Lucrezia e il Conte Lasca.

Conte. Spiacemi che dal Turco venir non ho potuto,

Ma tutto intieramente so quel ch’è succeduto,
So dell’altre due donne la vaga pretensione,
E do a voi nel confronto giustissima ragione.
Lucrezia. Eh, so che fate celia.
Conte.   Il termine spiegate.
Lucrezia. Fate celia, vuol dire che voi mi corbellate.
Conte. Perchè?
Lucrezia.   Perchè ragione mi date a me dappresso,
E all’altre cinguettando direte lor lo stesso.
Ma con meco, signore, menate il can per l’aia;
Se mi vien la saetta, vi pagherò la baia.
Conte. Eh via, senza ragione voi vi movete a sdegno;
Per voi, ve lo protesto, preso ho il più forte impegno.

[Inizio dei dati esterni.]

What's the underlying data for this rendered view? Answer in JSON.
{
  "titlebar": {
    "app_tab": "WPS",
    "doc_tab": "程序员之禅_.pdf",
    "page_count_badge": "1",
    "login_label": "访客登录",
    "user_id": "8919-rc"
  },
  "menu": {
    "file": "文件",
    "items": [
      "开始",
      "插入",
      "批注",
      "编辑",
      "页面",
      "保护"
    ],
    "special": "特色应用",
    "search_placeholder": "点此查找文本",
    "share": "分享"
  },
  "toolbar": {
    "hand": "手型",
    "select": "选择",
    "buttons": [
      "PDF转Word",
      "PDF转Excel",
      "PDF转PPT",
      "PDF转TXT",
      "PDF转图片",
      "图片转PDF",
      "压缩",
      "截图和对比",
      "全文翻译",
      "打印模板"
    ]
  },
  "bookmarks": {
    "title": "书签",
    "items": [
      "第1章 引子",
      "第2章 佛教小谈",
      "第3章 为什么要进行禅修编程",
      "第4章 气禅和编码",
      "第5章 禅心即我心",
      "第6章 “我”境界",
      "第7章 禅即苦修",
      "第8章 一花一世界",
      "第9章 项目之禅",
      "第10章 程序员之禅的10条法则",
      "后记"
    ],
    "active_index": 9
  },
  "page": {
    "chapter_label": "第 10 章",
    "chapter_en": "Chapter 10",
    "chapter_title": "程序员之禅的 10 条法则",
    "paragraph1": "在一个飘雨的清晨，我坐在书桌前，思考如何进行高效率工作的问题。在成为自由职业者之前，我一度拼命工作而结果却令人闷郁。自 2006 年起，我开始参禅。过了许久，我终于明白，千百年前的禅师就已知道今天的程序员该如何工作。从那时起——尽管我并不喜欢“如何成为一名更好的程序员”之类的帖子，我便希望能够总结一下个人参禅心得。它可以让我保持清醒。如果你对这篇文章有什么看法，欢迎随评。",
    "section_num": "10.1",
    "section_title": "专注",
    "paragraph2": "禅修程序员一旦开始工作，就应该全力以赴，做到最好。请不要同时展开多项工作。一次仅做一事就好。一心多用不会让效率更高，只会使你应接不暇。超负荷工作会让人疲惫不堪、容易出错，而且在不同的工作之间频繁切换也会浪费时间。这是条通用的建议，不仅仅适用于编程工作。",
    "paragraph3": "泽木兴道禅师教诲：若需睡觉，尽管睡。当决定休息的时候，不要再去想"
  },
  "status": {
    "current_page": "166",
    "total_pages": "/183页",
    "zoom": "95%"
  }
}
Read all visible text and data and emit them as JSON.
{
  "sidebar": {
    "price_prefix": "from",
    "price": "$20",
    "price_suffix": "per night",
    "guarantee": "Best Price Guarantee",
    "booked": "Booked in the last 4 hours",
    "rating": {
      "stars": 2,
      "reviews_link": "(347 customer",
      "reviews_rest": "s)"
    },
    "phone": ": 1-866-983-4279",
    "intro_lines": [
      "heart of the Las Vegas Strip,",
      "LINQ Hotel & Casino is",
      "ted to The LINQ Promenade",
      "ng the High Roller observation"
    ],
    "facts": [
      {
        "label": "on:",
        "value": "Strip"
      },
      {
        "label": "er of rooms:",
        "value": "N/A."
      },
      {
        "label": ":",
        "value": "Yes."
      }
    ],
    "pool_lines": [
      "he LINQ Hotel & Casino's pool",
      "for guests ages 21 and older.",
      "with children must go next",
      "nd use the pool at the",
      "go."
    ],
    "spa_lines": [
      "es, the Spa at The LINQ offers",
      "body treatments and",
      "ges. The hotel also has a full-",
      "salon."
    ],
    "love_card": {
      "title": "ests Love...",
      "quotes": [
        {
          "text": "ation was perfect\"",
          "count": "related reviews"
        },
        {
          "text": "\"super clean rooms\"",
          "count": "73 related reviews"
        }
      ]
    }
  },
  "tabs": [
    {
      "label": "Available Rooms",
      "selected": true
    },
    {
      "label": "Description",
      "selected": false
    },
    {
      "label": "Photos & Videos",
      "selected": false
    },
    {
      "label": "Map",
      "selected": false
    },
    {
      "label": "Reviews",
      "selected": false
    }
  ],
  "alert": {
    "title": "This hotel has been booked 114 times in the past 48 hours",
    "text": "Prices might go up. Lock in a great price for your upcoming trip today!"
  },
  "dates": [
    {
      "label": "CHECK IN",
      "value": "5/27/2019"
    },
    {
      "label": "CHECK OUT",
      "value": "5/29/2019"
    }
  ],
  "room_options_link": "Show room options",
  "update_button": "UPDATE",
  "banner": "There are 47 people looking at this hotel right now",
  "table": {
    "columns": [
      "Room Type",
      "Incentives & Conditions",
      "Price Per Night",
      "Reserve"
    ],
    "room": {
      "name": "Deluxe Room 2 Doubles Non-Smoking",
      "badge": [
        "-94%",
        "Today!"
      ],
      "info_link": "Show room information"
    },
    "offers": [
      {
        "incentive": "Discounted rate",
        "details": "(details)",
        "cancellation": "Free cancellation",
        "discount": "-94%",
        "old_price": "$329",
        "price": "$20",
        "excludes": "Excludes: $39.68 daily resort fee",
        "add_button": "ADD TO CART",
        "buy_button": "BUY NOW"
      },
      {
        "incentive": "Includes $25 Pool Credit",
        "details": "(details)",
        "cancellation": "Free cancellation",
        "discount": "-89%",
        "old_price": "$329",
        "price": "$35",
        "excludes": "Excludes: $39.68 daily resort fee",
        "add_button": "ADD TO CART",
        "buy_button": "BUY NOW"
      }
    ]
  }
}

Qui non decide il merito, non ve n’abbiate a male;
Credo di voi ciascuna passabilmente eguale.
Per cantar alle Smirne ognuna è sufficiente,
Sia prima, o sia seconda, la cosa è indifferente;
Ma sostener volendo tre donne i dritti suoi,
Presso dell’impresario m’impegnerò per voi.
Lucrezia. Mettendomi al confronto con femmine da nulla,
Credete, a quel ch’io sento, non meriti una frulla.
Conte. Anzi vi stimo un mondo; il merito ho capito,
Benchè la vostra voce non abbia mai sentito.